Der Anteil am Bruttoinlandsprodukt, der in Deutschland für Pflege ausgegeben wird, ist deutlich niedriger als in vergleichbaren Ländern Europas. Die Pflegeversicherung reicht oft nicht aus, um die Kosten für die stationäre Pflege in einem Heim zu decken. Auch deshalb werden rund 70 Prozent der Pflegebedürftigen in Deutschland zu Hause betreut, ergab 2017 eine Studie der Hans-Böckler-Stiftung.

Die politisch Verantwortlichen bauen auch auf die kostenlose Arbeitsleistung der Angehörigen. Mit der Belastung, die die Pflege mit sich bringt, werden diese allerdings alleingelassen. Die Familien sind kaum in der Lage, sämtliche Pflegeaufgaben selbst zu stemmen. Eine legale ambulante Pflege, die eine an­gemessene Vollversorgung garantieren würde, ist für viele ebenso unbezahlbar wie eine Heimunterbringung.

Die Leidtragenden dieser Politik sind zuvorderst die migrantischen Pflegekräfte, die unter unmenschlichen Arbeits- und Lebensbedingungen Tag und Nacht in deutschen Privathaushalten schuften. Nicht nur die immer neuen Methoden zur Umgehung arbeitsrechtlicher Standards machen es unwahrscheinlich, dass die Ausbeutung dieser Pflegekräfte mit dem Urteil des BAG endet, auch die Möglichkeiten der im Haushalt lebenden Pflegekräfte, sich zur Wehr zu setzen, sind begrenzt. Um beispielsweise ihre Ansprüche auf den Mindestlohn geltend zu machen, müssen sie diese individuell vor ­Gericht einklagen. Ein Schritt, zu dem sich nur die wenigsten in der Lage ­sehen dürften, müssen sie doch fürchten, nie wieder vermittelt zu werden.
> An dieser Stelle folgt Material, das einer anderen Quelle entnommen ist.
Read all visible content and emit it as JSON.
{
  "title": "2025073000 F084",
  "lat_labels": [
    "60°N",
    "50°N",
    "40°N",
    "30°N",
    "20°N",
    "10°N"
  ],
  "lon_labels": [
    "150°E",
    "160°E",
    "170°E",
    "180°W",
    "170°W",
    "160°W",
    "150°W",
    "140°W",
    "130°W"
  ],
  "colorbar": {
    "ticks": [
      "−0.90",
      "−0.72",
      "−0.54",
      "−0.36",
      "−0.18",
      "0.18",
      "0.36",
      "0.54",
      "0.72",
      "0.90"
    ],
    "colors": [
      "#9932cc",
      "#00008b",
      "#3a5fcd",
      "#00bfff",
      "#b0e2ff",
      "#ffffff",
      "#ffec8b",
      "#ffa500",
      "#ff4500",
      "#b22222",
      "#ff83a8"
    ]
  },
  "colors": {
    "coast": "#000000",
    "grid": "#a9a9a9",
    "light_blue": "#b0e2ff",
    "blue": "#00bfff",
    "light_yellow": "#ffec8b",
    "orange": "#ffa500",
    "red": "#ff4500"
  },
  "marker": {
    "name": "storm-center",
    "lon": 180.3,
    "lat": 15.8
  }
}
Das zeigt auch der vor dem BAG verhandelte Fall, bei dem es erstmals ­einer Pflegekraft gelang, sich juristisch gegen die Umgehung des Mindestlohngesetzes zur Wehr zu setzen: Die Klägerin ist inzwischen im Ruhestand und daher nicht mehr auf Vermittlung angewiesen. So konnte sie das Risiko der Klage eingehen.